Satipo’s face drops as he spots all the old faces known to us. “Why are they here?” he wails, “Ya brought them! They came from ya!”
“They’ve lived inside me all this time,” I say, spotting Gregor watching from his platform, covered in the blood of those freshly dead Newborn at his feet. The others still alive are momentarily retreating, fearful of the spirits. There are tears on Gregor’s cheeks as old friends swirl about him and then there are new friends too, like Sephan and Miller. “It’s time to let them go,” I say.
“Why?” Satipo whispers to me again, eyes wide. “Why are they here?”
“To bring forth the Coyote.” His confusion almost makes me laugh. “The owner of this.”
Snatching the pipe from his lips I hurl it high into the air to the sound of his scream. The phantoms immediately coalesce into one being, one form, inside this shadowy world: the Coyote. It jumps and swallows the pipe in one gulp. The Coyote would never have been able to get inside Umbra’s realm on its own, that’s why it needed me here inside instead, knowing that I would release the ghosts, and now the pipe is within the Coyote then the magic is too, that same magic entwined with this realm.
“I don’t understand,” mutters Satipo in numb shock. “Why’d they help ya and not me?
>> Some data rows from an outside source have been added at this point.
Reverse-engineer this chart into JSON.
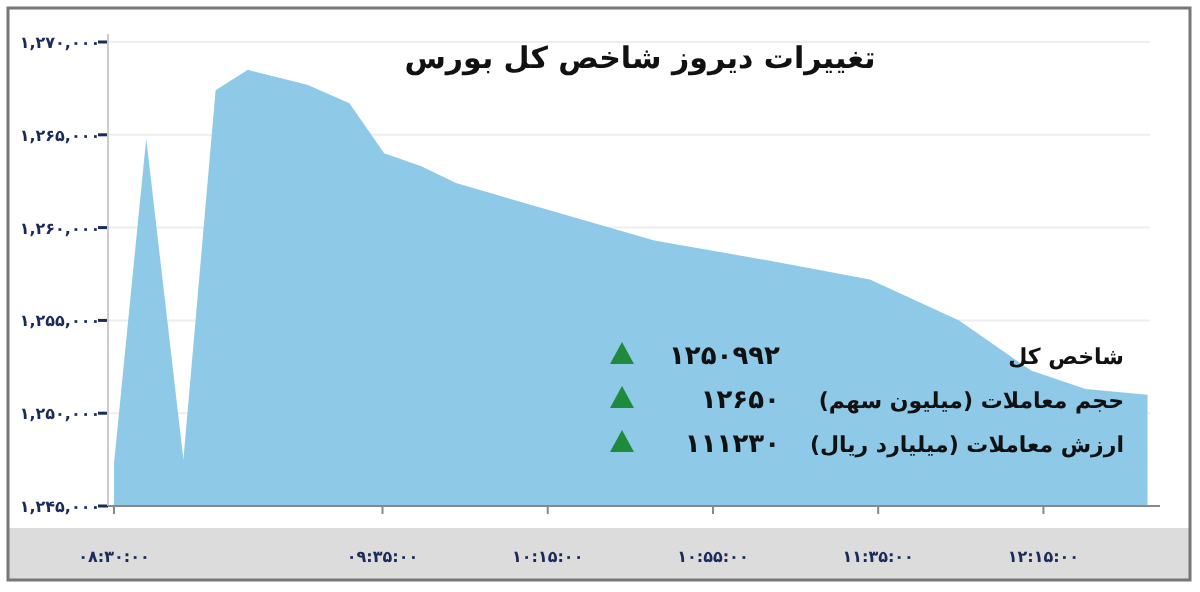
{
  "chart_data": {
    "type": "area",
    "title": "تغییرات دیروز شاخص کل بورس",
    "x": [
      8.5,
      8.63,
      8.78,
      8.91,
      9.04,
      9.28,
      9.45,
      9.59,
      9.74,
      9.88,
      10.24,
      10.68,
      11.11,
      11.55,
      11.91,
      12.2,
      12.42,
      12.67
    ],
    "values": [
      1247300,
      1264800,
      1247500,
      1267400,
      1268500,
      1267700,
      1266700,
      1264000,
      1263300,
      1262400,
      1261000,
      1259300,
      1258300,
      1257200,
      1255000,
      1252300,
      1251300,
      1251000
    ],
    "color": "#8ecae8",
    "xlim": [
      8.5,
      12.68
    ],
    "xticks": [
      {
        "value": 8.5,
        "label": "۰۸:۳۰:۰۰"
      },
      {
        "value": 9.5833,
        "label": "۰۹:۳۵:۰۰"
      },
      {
        "value": 10.25,
        "label": "۱۰:۱۵:۰۰"
      },
      {
        "value": 10.9167,
        "label": "۱۰:۵۵:۰۰"
      },
      {
        "value": 11.5833,
        "label": "۱۱:۳۵:۰۰"
      },
      {
        "value": 12.25,
        "label": "۱۲:۱۵:۰۰"
      }
    ],
    "ylim": [
      1245000,
      1270000
    ],
    "yticks": [
      {
        "value": 1245000,
        "label": "۱,۲۴۵,۰۰۰"
      },
      {
        "value": 1250000,
        "label": "۱,۲۵۰,۰۰۰"
      },
      {
        "value": 1255000,
        "label": "۱,۲۵۵,۰۰۰"
      },
      {
        "value": 1260000,
        "label": "۱,۲۶۰,۰۰۰"
      },
      {
        "value": 1265000,
        "label": "۱,۲۶۵,۰۰۰"
      },
      {
        "value": 1270000,
        "label": "۱,۲۷۰,۰۰۰"
      }
    ],
    "grid": "y",
    "annotations": [
      "شاخص کل",
      "۱۲۵۰۹۹۲",
      "حجم معاملات (میلیون سهم)",
      "۱۲۶۵۰",
      "ارزش معاملات (میلیارد ریال)",
      "۱۱۱۲۳۰"
    ]
  }
}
Why’d they help the man who destroyed them?”
“If you really don’t know then there’s no hope for you, Satipo.”
He stares in awe. “What’s it doing now?”
The Coyote is howling and from its mouth clouds of smoke twirl into a column pointing upwards.
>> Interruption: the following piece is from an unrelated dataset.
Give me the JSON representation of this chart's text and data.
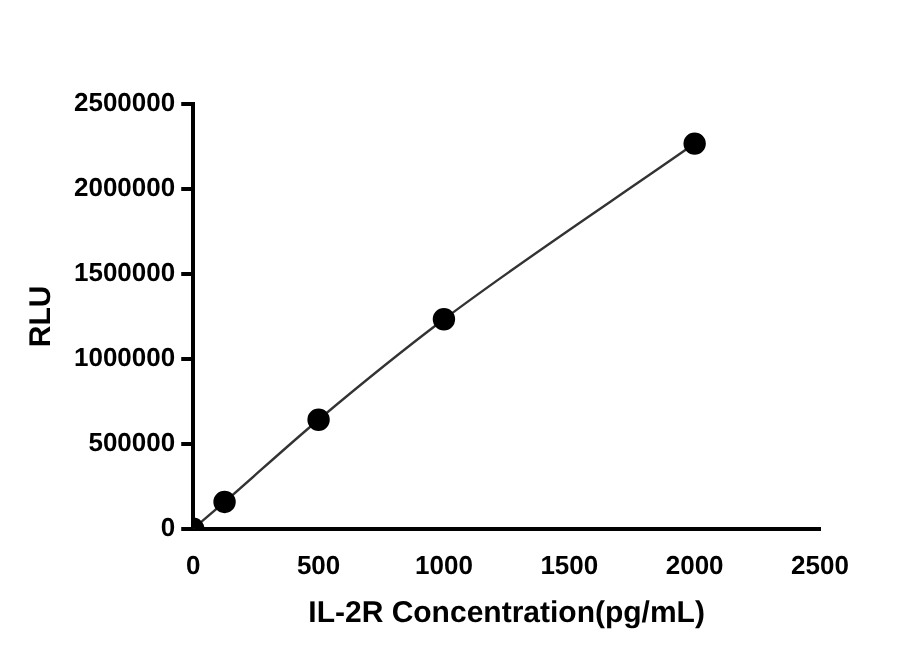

I push Satipo off me. “It’s ending this.”
“No…” he gasps in horror.
Too late.
Down below, the Newborn have paused in their maniacal onslaught against Blackwater, obviously distracted by what’s happening. That means Blackwater are able to surge back at them and many a Newborn are cut down while simply standing there stupidly gazing skywards.
Meanwhile, the Coyote’s column of smoke blazes into a column of fire. Green. Blinding. Surging upwards like a pillar of burning jade. High into the sky past the falling meteors, past the lowest clouds and up into the belly of Umbra’s comet.
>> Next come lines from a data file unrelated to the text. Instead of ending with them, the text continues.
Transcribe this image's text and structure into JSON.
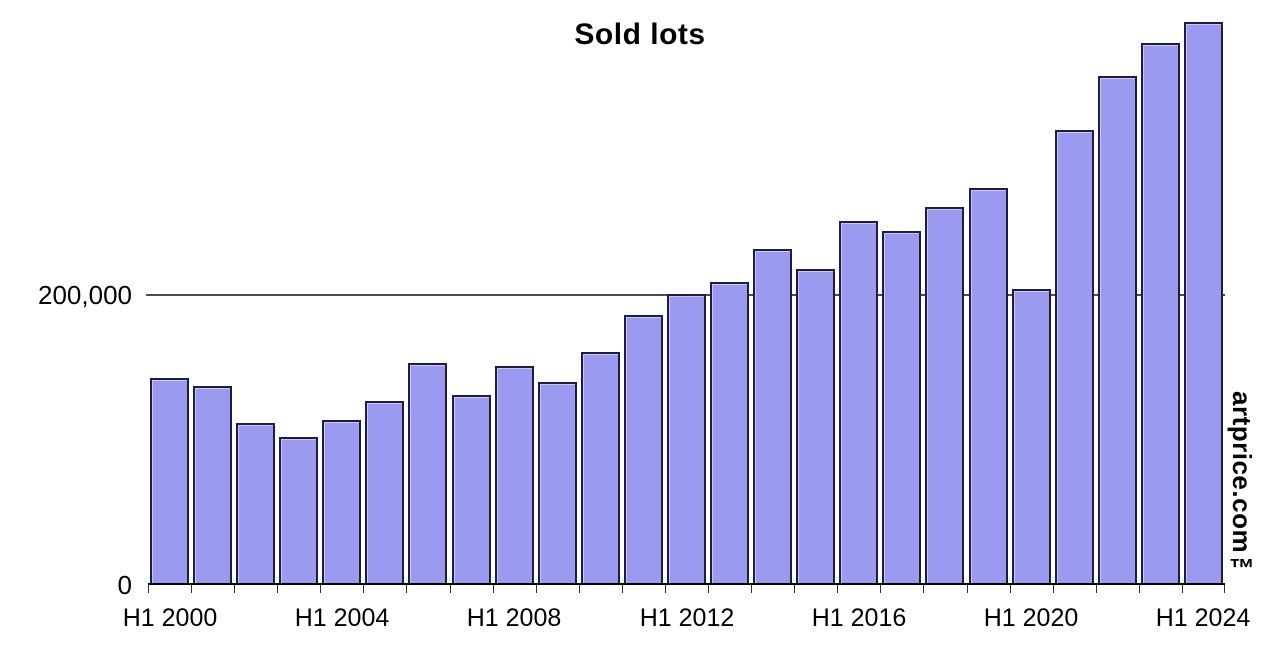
{
  "page": {
    "background": "#ffffff"
  },
  "chart_data": {
    "type": "bar",
    "title": "Sold lots",
    "categories": [
      "H1 2000",
      "H1 2001",
      "H1 2002",
      "H1 2003",
      "H1 2004",
      "H1 2005",
      "H1 2006",
      "H1 2007",
      "H1 2008",
      "H1 2009",
      "H1 2010",
      "H1 2011",
      "H1 2012",
      "H1 2013",
      "H1 2014",
      "H1 2015",
      "H1 2016",
      "H1 2017",
      "H1 2018",
      "H1 2019",
      "H1 2020",
      "H1 2021",
      "H1 2022",
      "H1 2023",
      "H1 2024"
    ],
    "values": [
      143000,
      137000,
      112000,
      102000,
      114000,
      127000,
      153000,
      131000,
      151000,
      140000,
      161000,
      186000,
      201000,
      209000,
      232000,
      218000,
      251000,
      244000,
      261000,
      274000,
      204000,
      314000,
      351000,
      374000,
      388000
    ],
    "xlabel": "",
    "ylabel": "",
    "x_tick_labels": [
      "H1 2000",
      "H1 2004",
      "H1 2008",
      "H1 2012",
      "H1 2016",
      "H1 2020",
      "H1 2024"
    ],
    "x_tick_every": 4,
    "y_tick_labels": [
      "0",
      "200,000"
    ],
    "y_gridline_value": 200000,
    "ylim": [
      0,
      403000
    ],
    "grid": "single horizontal gridline at 200,000",
    "legend_position": "none",
    "bar_fill_color": "#9a9af1",
    "bar_border_color": "#1e1e3c",
    "gridline_color": "#4d4d4d",
    "axis_color": "#000000"
  },
  "watermark": {
    "text": "artprice.com™"
  }
}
“No!” Satipo furiously screams.
Too late.
Chapter 29
The comet visibly shudders, brightens. Its descent slows. Then the comet cracks. Suddenly a blinding light and I’m falling while a sudden booming sound reverberates through my skull. Feels like I’m plummeting through a magical sun and then the ground punches any breath I had from my lungs. Am on the real ground and a violently shuddering ground at that. The shadow sanctuary is gone and the walls of the temple are splintering into huge stone portions that separate and lift into the air as if not subject to the laws of gravity. The Coyote hovers high above, its howl vibrating through my bones while it emits that powerful beam of energy that batters and hammers the damaged comet.